Bis einschließlich Berichtsjahr 2017 ist die Darstellungseinheit der Unternehmensdemografie die "Rechtliche Einheit". Diese ist definiert als die kleinste rechtliche Einheit, die aus handels- und/oder steuerrechtlichen Gründen Bücher führt.
Ab Berichtsjahr 2018 ist die Darstellungseinheit in der Unternehmensdemografie das Unternehmen nach EU-Definition. Dieses ist die kleinste Kombination "Rechtlicher Einheiten", die eine organisatorische Einheit zur Erzeugung von Waren und Dienstleistungen bildet und insbesondere in Bezug auf die Verwendung der ihr zufließenden Mittel über eine gewisse Entscheidungsfreiheit verfügt. Ein Unternehmen übt eine Tätigkeit oder mehrere Tätigkeiten an einem Standort oder an mehreren Standorten aus.

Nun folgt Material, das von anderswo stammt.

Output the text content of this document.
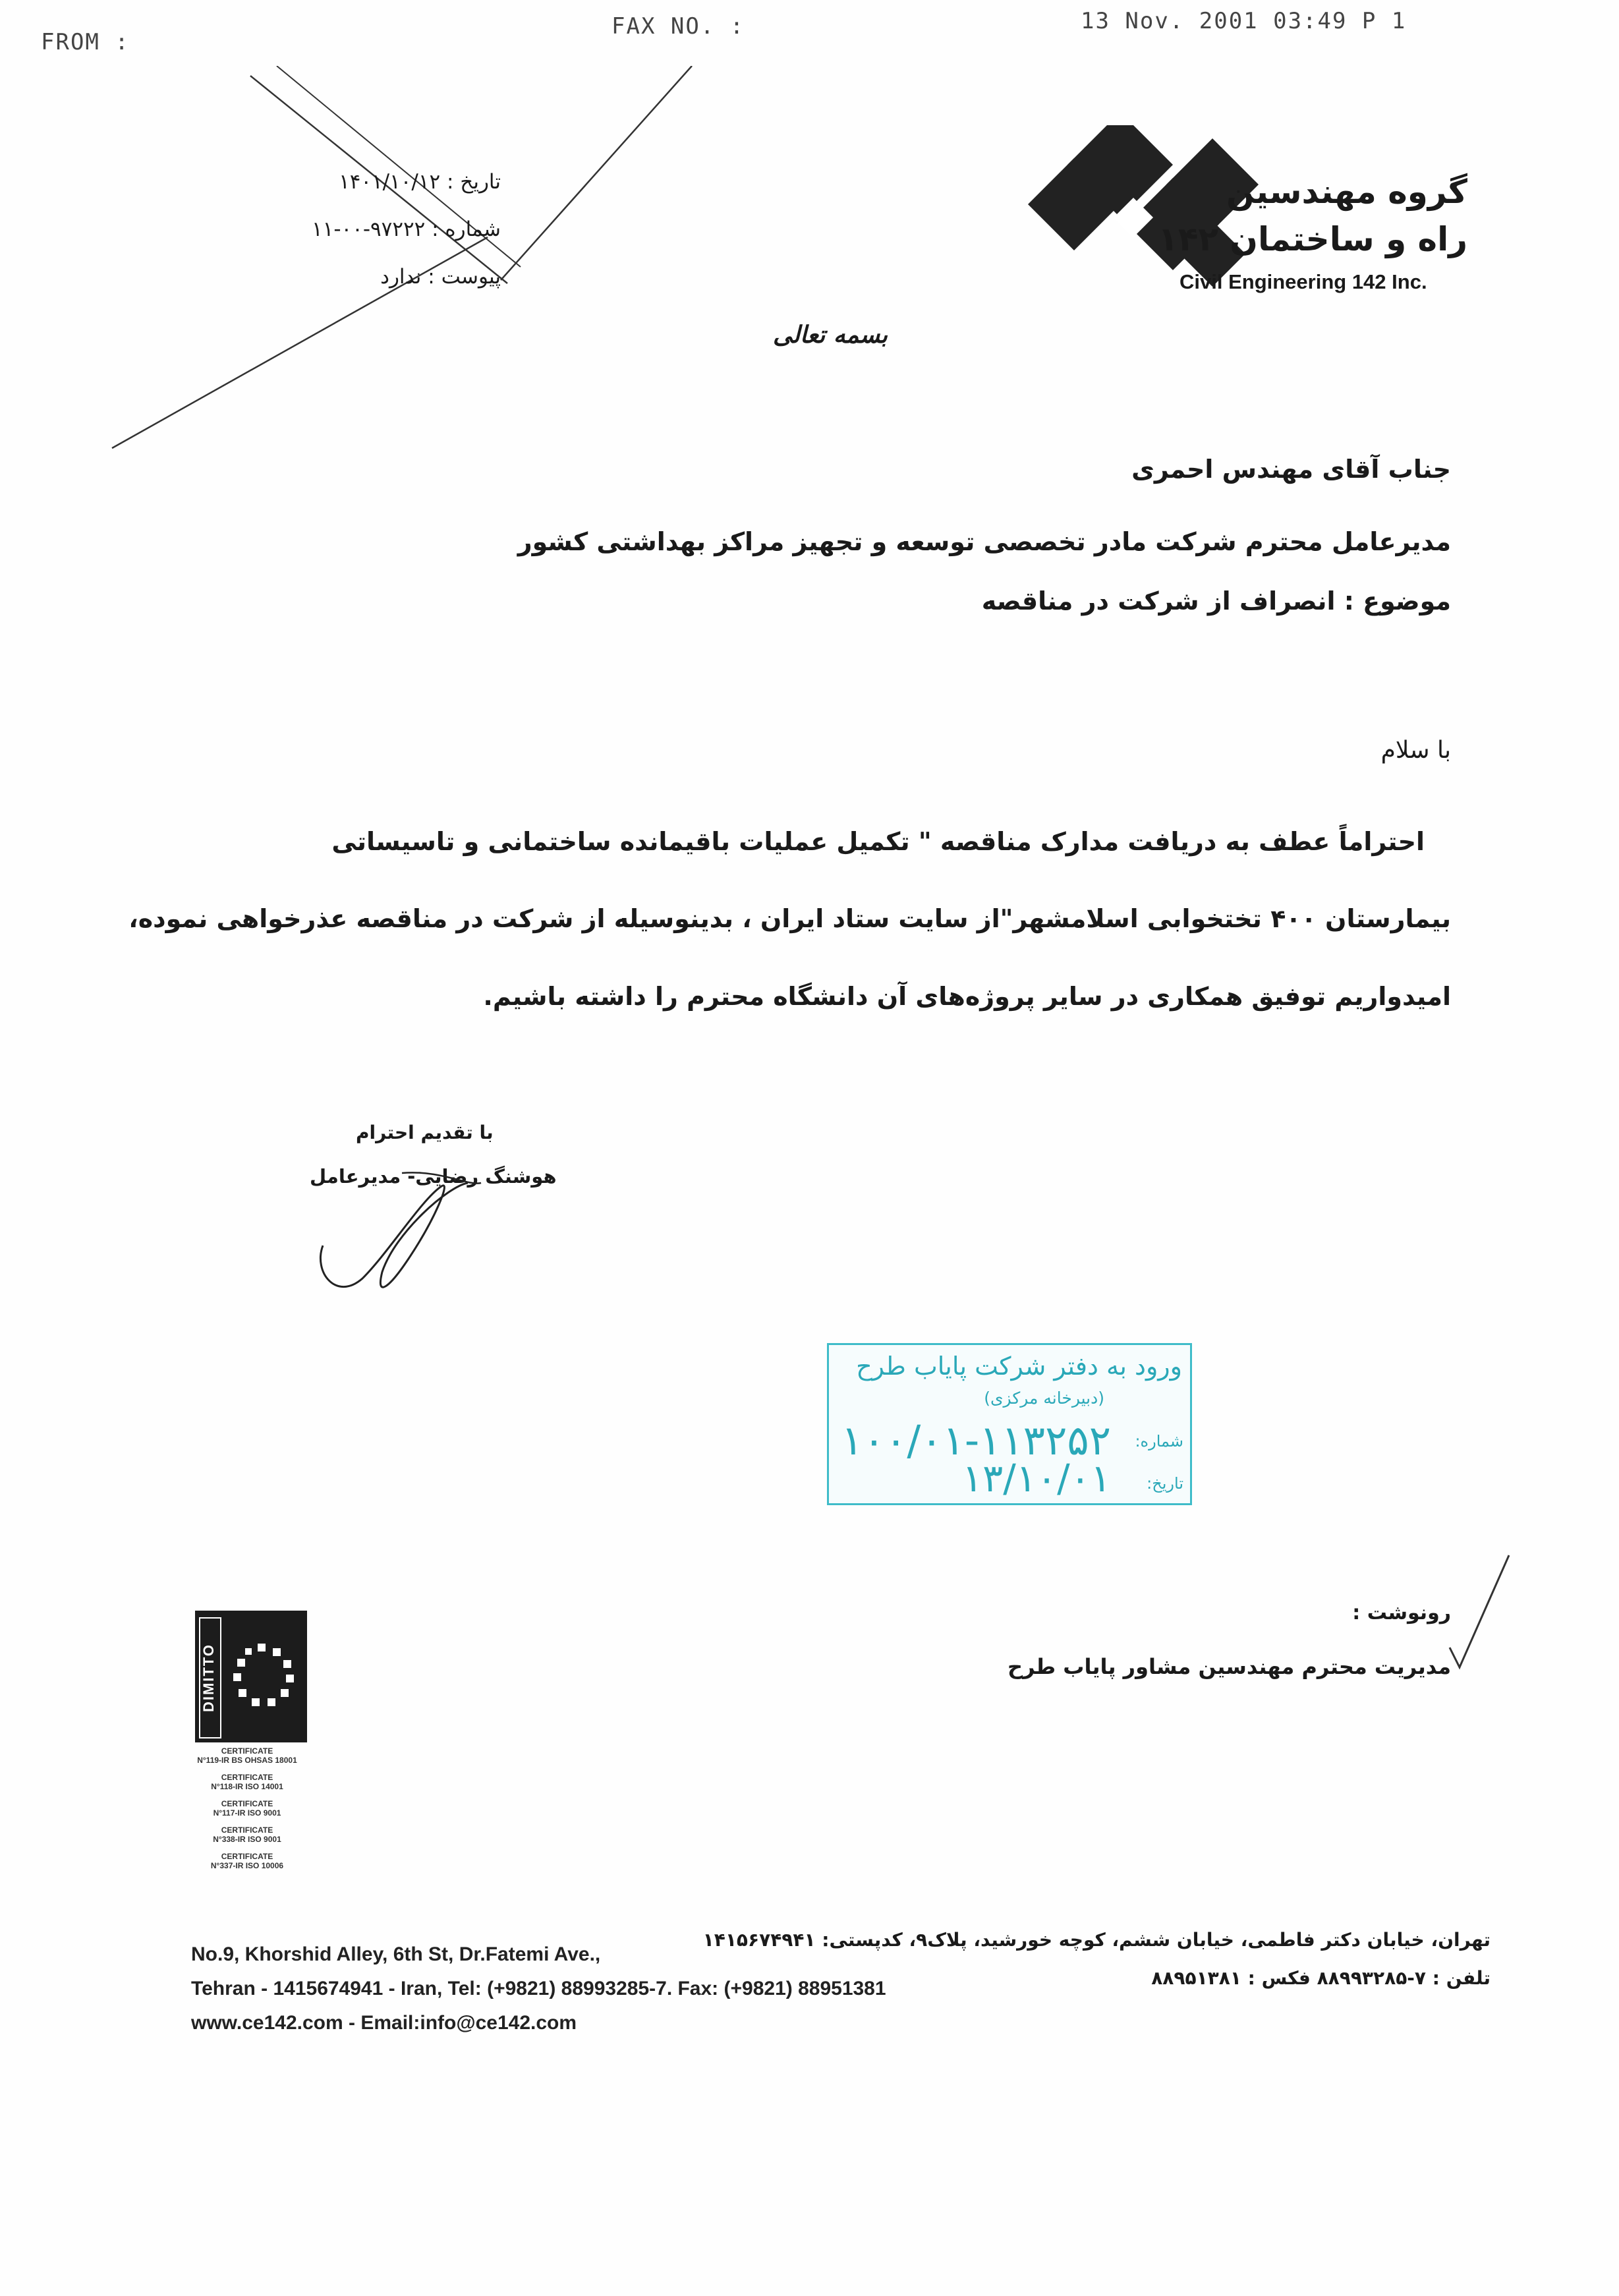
FROM :
FAX NO. :	13 Nov. 2001 03:49 P 1
تاریخ : ۱۴۰۱/۱۰/۱۲
شماره : ۹۷۲۲۲-۰۰-۱۱
پیوست : ندارد
گروه مهندسین
راه و ساختمان ۱۴۲
Civil Engineering 142 Inc.
بسمه تعالی
جناب آقای مهندس احمری
مدیرعامل محترم شرکت مادر تخصصی توسعه و تجهیز مراکز بهداشتی کشور
موضوع : انصراف از شرکت در مناقصه
با سلام
احتراماً عطف به دریافت مدارک مناقصه " تکمیل عملیات باقیمانده ساختمانی و تاسیساتی
بیمارستان ۴۰۰ تختخوابی اسلامشهر"از سایت ستاد ایران ، بدینوسیله از شرکت در مناقصه عذرخواهی نموده،
امیدواریم توفیق همکاری در سایر پروژه‌های آن دانشگاه محترم را داشته باشیم.
با تقدیم احترام
هوشنگ رضایی- مدیرعامل
ورود به دفتر شرکت پاياب طرح
(دبیرخانه مرکزی)
شماره:
۱۰۰/۰۱-۱۱۳۲۵۲
تاریخ:
۱۳/۱۰/۰۱
رونوشت :
مدیریت محترم مهندسین مشاور پایاب طرح
DIMITTO
CERTIFICATE
N°119-IR BS OHSAS 18001
CERTIFICATE
N°118-IR ISO 14001
CERTIFICATE
N°117-IR ISO 9001
CERTIFICATE
N°338-IR ISO 9001
CERTIFICATE
N°337-IR ISO 10006
No.9, Khorshid Alley, 6th St, Dr.Fatemi Ave.,
Tehran - 1415674941 - Iran, Tel: (+9821) 88993285-7. Fax: (+9821) 88951381
www.ce142.com - Email:info@ce142.com
تهران، خیابان دکتر فاطمی، خیابان ششم، کوچه خورشید، پلاک۹، کدپستی: ۱۴۱۵۶۷۴۹۴۱
تلفن : ۷-۸۸۹۹۳۲۸۵ فکس : ۸۸۹۵۱۳۸۱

Ein Unternehmen kann einer einzigen "Rechtlichen Einheit" entsprechen ("einfaches Unternehmen") oder aus mehreren "Rechtlichen Einheiten" bestehen ("komplexes Unternehmen").
Die Ergebnisse zur Unternehmensdemografie umfassen alle Unternehmen des Produzierenden Gewerbes und des Dienstleistungsbereiches. Ab Berichtsjahr 2018 wird die Grundgesamtheit auf die Marktproduzenten beschränkt, das heißt auf Unternehmen, die den VGR-Sektoren 11 "nicht-finanzielle Kapitalgesellschaften", 12 "finanzielle Kapitalgesellschaften" oder 14 "private Haushalte" angehören. Nicht einzubeziehen sind Unternehmen der Sektoren 13 "Staat" und 15 "private Organisationen ohne Erwerbszweck".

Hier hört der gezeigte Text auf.